About Aging, Mistrusting One's Judgment and How SHET Thinks
Q: I am disturbed. I don't understand the period of older age. On one hand, I associate it with entropy and deterioration, senility and lack of independence. I am bothered by that concept as somehow it doesn't sit well with my inner truth despite what I outwardly see. I don't want to return to youth; however, I do love feeling healthy, vibrant, loving life. Why do we age the way we do? Is it due to a marked rigidity in our beliefs and thinking only? Does our psychic blueprint destine us to physically deteriorate? Do I have to slow my rhythm? What does that mean? I would really love to learn and experience all the beauty of life and I would love to know what a beautiful older age is. How can I re-evaluate to reveal new aspects of the fun part of "older age"? Besides eating well, using present extra therapies, exercising and doing what I love to do, what can you suggest to me to work on? I don't know how to ask this question very well, so you will have to read into it and help me along.
David Bohm said: "The way we see is the way we think." You said of yourself, your "thinking, is". Do you direct your thinking from awareness? Do you willfully focus? How do you stimulate yourself? Do you willfully fix defined constellations?
Shet, I am not sure that I should trust my judgment. I shall not feel complete without satisfying the desire of my lifetime. I want it so much that I am willing to spend a fortune on doing just that. On the other hand, I can't disregard my financial security. I can't think rational here.
Let me start with your trust/mistrust of your judgment. Both trusting and mistrusting your judgment is a thought, only it feels much better if you trust your judgment. That does not say anything about your judgment, only about the emotional content attached to a structure. A thought, any thought is a "Structure". It is a structure of relations. When you relate to this structure of relations, you either empower or weaken its potency of action. When you mistrust your judgment, you weaken your action and by that bring about hesitations and further complicate that structure. Now. If this structure's information content relates to your desire as in the case of what you want to do, then you attack the structure of your desire. This does not weaken the desire, it only makes you terribly frustrated, which causes you to feel ill at ease regarding your judgment. This still does not say anything about the rightness or wrongness of your decisions. Only think: if you cannot trust your judgment, then what can you do? There are several options: 1) Nothing, 2) get more frustrated by proving to yourself that you cannot trust your judgment, 3) find someone else to decide for you, 4) devour your own structure, 5) decide to discard this way of thinking.
The only valid interpretation of a right judgment is in retrospect, when the one that took the decision is happy about the outcome. That again depends on the general outlook of the person and how he chooses to relate to things. Some people are never happy with results, no matter how far these surpass their expectations. And others are almost always happy thinking it could be worse.

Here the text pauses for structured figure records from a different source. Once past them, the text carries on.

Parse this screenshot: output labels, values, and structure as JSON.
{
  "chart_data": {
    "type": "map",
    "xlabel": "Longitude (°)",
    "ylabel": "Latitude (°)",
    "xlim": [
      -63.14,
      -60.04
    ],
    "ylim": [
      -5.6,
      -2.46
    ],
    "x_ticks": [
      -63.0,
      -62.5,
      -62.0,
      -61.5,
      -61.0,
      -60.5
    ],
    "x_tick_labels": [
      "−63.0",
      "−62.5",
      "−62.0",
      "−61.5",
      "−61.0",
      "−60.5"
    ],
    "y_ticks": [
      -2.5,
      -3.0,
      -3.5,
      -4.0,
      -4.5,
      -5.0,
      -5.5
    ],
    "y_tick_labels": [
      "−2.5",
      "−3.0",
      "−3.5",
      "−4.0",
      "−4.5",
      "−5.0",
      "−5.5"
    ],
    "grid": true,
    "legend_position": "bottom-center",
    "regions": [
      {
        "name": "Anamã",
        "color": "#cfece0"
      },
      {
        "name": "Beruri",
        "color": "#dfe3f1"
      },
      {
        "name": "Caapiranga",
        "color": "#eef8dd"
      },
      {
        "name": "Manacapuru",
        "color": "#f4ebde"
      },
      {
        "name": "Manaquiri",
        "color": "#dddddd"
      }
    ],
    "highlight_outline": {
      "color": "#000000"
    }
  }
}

That too, is a matter of perception.
The quality of life you are seeking is very much dependent on the above and the solution of such-like inner conflicts. When you become aware of such, analyze the structure instead of focusing on the rightness or wrongness of the information held therein. That ensures that you achieve being in integrity with your decisions, which is taking responsibility for them. How to decide when you can never be sure of the outcome of your expectations? Life is uncertainty to a very large extent. So how can you take rational decisions? You can make a priority list of what you want to achieve, in what you are willing to invest money, energy, time, emotions, etc. As you very well know, on every choice there is a price tag, risk included. Sometimes you win and sometimes you lose. You can even lose when it seems absolutely certain that you win and vice versa, you might win where failure seems sure according to every possible parameter. Also, look at your past pattern. When were you successful? See what you felt when you took those decisions that brought you success. Use all these to embark on adventures. And the main part is, understand that an emotional desire is just that, an emotional desire, and in the end, you will find a rational justification for it. So why bother yourself with self-doubts, why torture yourself tantalized by the object of your desire almost tangible and then allow it to recede into the abyss of wrongness? Why try to overprotect instead of growing? Why constrict your growing appetite when with the same energy that you try to quail your vitality with, the desire - the motive force of action - you could expand to fulfill your voracity, which is the kind of life-force that balances aging by wanting to live?
Isn't it uncanny how one tends to urge the failure side of the scale to outweigh the success side when one starts aging? Or is it perhaps aging that allows such deterioration of perception as one's eyesight weakens? Feebleness causes insecurity or perhaps, it is the other way? Might not distrust of one's own judgment devastate the agility of youth? Could unwillingness to be wrong raise the issue of necessary certainty in the future? Where is the adventurer? The little frightened good girl grew up, and learned, and acquired experience, and learned, but to what end? To stand in front of the mirror and find decrepitude of will and body, or to dare to live?
Yes, dare to live, that's the best anti-aging potion.
I do not willfully fix defined constellations, only the underlying lawfulness that stabilizes such. My thinking, is, means just that. Yes, that is a kind of awareness, you could say, awareness of my thinking. You are not very different from me in that, only how we think is different, and I am trying to teach you how I think. Blessings.